Шрифт:
Интервал:
Закладка:
– Так что случилось, Морриган? Расскажи мне, что с тобой произошло. Прошло восемь лет, а ты…
– А я капитан корабля.
– Так это правда? За твою голову назначена огромная награда. – Кэт переплетает пальцы между собой, Моргана же покачивает носком перепачканного сапога.
– Правда.
– И ты вернулась на родину, зная, что в любой момент тебя могут схватить и повесить? Да ты безумная, Морриган!

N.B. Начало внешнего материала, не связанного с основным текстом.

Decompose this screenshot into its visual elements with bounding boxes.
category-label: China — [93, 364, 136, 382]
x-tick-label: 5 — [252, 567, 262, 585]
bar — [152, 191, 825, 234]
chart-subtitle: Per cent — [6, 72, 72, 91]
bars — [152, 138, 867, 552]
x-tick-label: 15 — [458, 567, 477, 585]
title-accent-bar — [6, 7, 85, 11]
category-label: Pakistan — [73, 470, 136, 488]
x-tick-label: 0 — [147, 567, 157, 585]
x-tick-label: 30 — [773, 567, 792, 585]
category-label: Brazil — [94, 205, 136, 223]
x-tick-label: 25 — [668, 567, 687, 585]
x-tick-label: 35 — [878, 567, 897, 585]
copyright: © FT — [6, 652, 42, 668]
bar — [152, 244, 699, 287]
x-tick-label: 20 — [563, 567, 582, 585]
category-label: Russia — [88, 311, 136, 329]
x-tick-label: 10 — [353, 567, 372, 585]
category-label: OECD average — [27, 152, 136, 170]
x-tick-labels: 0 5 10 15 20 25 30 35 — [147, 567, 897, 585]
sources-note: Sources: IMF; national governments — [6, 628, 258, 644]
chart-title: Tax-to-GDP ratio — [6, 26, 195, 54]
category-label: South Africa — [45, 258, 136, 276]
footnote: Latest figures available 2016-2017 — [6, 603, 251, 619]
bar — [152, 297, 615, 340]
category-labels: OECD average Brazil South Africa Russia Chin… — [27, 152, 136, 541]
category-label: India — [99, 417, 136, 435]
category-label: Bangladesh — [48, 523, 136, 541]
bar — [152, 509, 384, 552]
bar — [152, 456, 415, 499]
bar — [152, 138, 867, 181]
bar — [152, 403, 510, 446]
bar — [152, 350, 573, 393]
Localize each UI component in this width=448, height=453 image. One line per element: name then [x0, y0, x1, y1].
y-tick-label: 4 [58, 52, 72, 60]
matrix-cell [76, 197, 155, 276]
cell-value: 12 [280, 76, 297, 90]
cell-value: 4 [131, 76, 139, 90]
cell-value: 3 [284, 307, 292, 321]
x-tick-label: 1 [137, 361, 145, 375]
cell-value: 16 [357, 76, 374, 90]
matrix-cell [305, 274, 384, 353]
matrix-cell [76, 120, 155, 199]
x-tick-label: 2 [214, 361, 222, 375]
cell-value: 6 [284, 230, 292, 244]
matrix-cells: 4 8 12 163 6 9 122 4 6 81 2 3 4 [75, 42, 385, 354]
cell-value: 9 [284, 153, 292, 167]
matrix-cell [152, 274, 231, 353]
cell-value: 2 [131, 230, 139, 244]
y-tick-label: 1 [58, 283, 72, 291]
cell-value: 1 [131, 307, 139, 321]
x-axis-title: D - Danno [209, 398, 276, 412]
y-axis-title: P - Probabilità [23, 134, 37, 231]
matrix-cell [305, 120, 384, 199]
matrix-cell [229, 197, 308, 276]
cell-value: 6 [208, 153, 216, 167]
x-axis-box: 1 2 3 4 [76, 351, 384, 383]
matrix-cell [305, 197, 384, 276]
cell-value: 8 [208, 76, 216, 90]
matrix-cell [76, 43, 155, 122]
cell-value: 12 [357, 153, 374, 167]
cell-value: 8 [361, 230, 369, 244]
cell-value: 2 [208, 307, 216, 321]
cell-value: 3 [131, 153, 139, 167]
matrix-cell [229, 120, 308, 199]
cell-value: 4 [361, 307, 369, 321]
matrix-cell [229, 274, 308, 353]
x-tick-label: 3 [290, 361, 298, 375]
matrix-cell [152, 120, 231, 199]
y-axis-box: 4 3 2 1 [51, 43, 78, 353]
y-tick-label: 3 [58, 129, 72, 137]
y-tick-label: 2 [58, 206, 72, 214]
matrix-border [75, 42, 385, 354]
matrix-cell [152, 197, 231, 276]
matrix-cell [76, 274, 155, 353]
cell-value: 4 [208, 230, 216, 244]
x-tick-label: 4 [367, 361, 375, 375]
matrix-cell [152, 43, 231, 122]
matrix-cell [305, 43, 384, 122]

О том, что она может погибнуть, думалось как-то в последнюю очередь. Моргана бежала домой, чтобы скрыться от преследующих ее страха, отчаяния и вины. Из трех этих зверей, скалящих зубы и несущихся за ней, почуяв запах слабости, самый страшный – пожалуй, вина, откликающаяся раздражением. А раздражение – как привкус, вызванный ее надеждами на избавление.
– Курить можно?
Даже если Кэт хотела бы запретить, она все равно не отказывает. Достав из-под камзола трубку и табак, Моргана насыпает немного в чашу из резной коробочки, поджигает от пылающей свечи, покоящейся на низком столике. Она затягивается глубоко, да так, что дым обжигает легкие. И слабое умиротворение вместе с запахом жженых листьев расстилается, опутывает и всасывается в кровь. Служанка Мэри, недружелюбно встретившая Моргану, вкатывает в маленькую гостиную тележку с пузатым чайничком и фарфоровыми чашками.
Снова сердце кривится, корчится. Снова сжимается. И в голове лишь безнадежный стон, наполненный болью, которой она не может поделиться. Моргана выдыхает дым:
– Я вернулась домой, чтобы отдохнуть от всех своих дел. Сколотила состояние и теперь могу позволить себе жить так, как мне нравится. Собираюсь купить поместье в Джорджии и обосноваться там.
Служанка разливает чай по чашкам, недовольно косится на курящую в доме пиратку, но Кэт слушает настолько внимательно, что ей нет дела ни до прислуги, ни до чая.
– Грабежи и разбой – это не сколотить состояние. Морриган, грешно же.
О’Райли трясет рукой, отмахиваясь. О грехе говорить не приходится. Она уже столько всего совершила, что на пороге рая ее развернут и заставят спуститься обратно в чистилище, а там по каждой ступени на самое дно ада.
– Грешно, не грешно, но я теперь богата и не завишу ни от какого мужчины, чего всегда хотела. Теперь никто не сможет распоряжаться мной, как вещью.
Просто больше некому даже попытаться это сделать. Да и если бы Кеннет был жив – не стал бы. Глаза пощипывает, но Моргана старается не давать волю чувствам. Стесняясь оказаться уязвимой перед незнакомыми людьми, О’Райли отсылает служанку прочь. Мэри, уперев руки в бока, пытается протестовать, беспокоясь за хозяйку, но Кэт мягким тоном любезно просит ту покинуть комнату, заверив: Моргана не причинит зла.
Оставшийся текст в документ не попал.